Serbia's electoral laws were reformed in 2011, such that all mandates were awarded to candidates on successful lists in numerical order. G17 Plus contested the 2012 parliamentary election with the United Regions of Serbia coalition. Mitrović received the twenty-fifth position on the URS list and was not immediately re-elected when the list won sixteen seats. He also received the lead position on the URS list for the Užice assembly in the 2012 local elections and took a mandate when the list won seven seats.

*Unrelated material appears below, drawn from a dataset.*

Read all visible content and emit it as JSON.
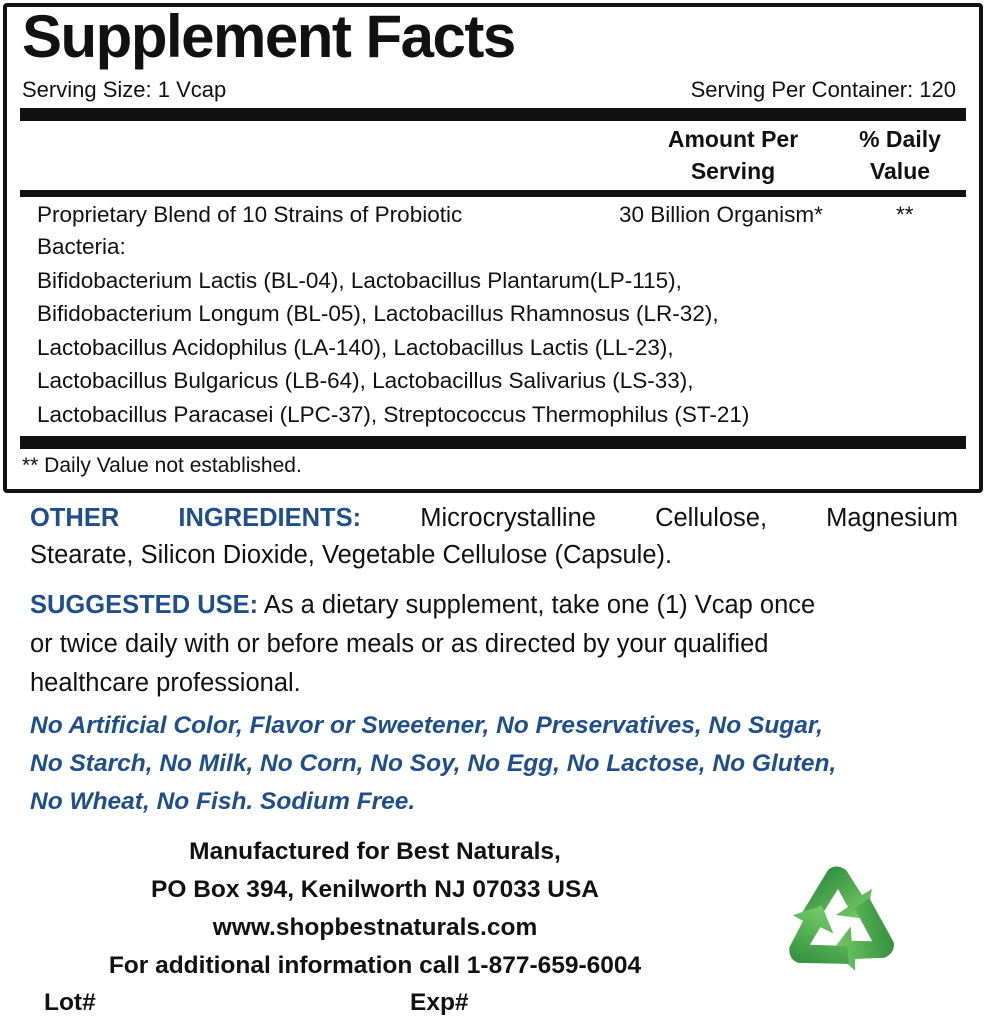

Mitrović was given a seat in the national assembly on 22 October 2012 as the replacement for fellow URS member Nebojša Zdravković, who had resigned. Although he was not required to do so, Mitrović resigned from the Užice local assembly on the same day. The URS initially participated in a coalition government with the SPS and the Serbian Progressive Party (Srpska napredna stranka, SNS), and Mitrović again served as a government supporter. On 31 July 2013, the URS moved into opposition. During his second term in the national assembly, Mitrović was a member of the committee on foreign affairs, a deputy member of the committee on environmental protection, and a member of Serbia's delegation to the parliamentary assembly of the Collective Security Treaty Organization.

The URS was transformed from an alliance to a unified political party in 2013, and Mitrović became a member of the new organization. He was given the thirty-second position on the URS's list in the 2014 parliamentary election, in which the party did not cross the electoral threshold to receive assembly representation.

===Speaker of the local assembly (2016–present)===
The URS ceased to be a credible force in Serbian politics after the 2014 election, and Mitrović founded a local political party called Positive Užice later in the year. This party contested the 2016 local elections as part of the Progressive Party's alliance; Mitrović received the twenty-third position on its list and was elected to a fourth local term when the list won thirty-four seats. After the election, he was chosen as assembly speaker.

Positive Užice continued its alliance with the SNS into the 2022 local elections; Mitrović received the nineteenth position on the SNS list and was re-elected when the list won forty-one seats. He was chosen for a second term as speaker when the new assembly convened.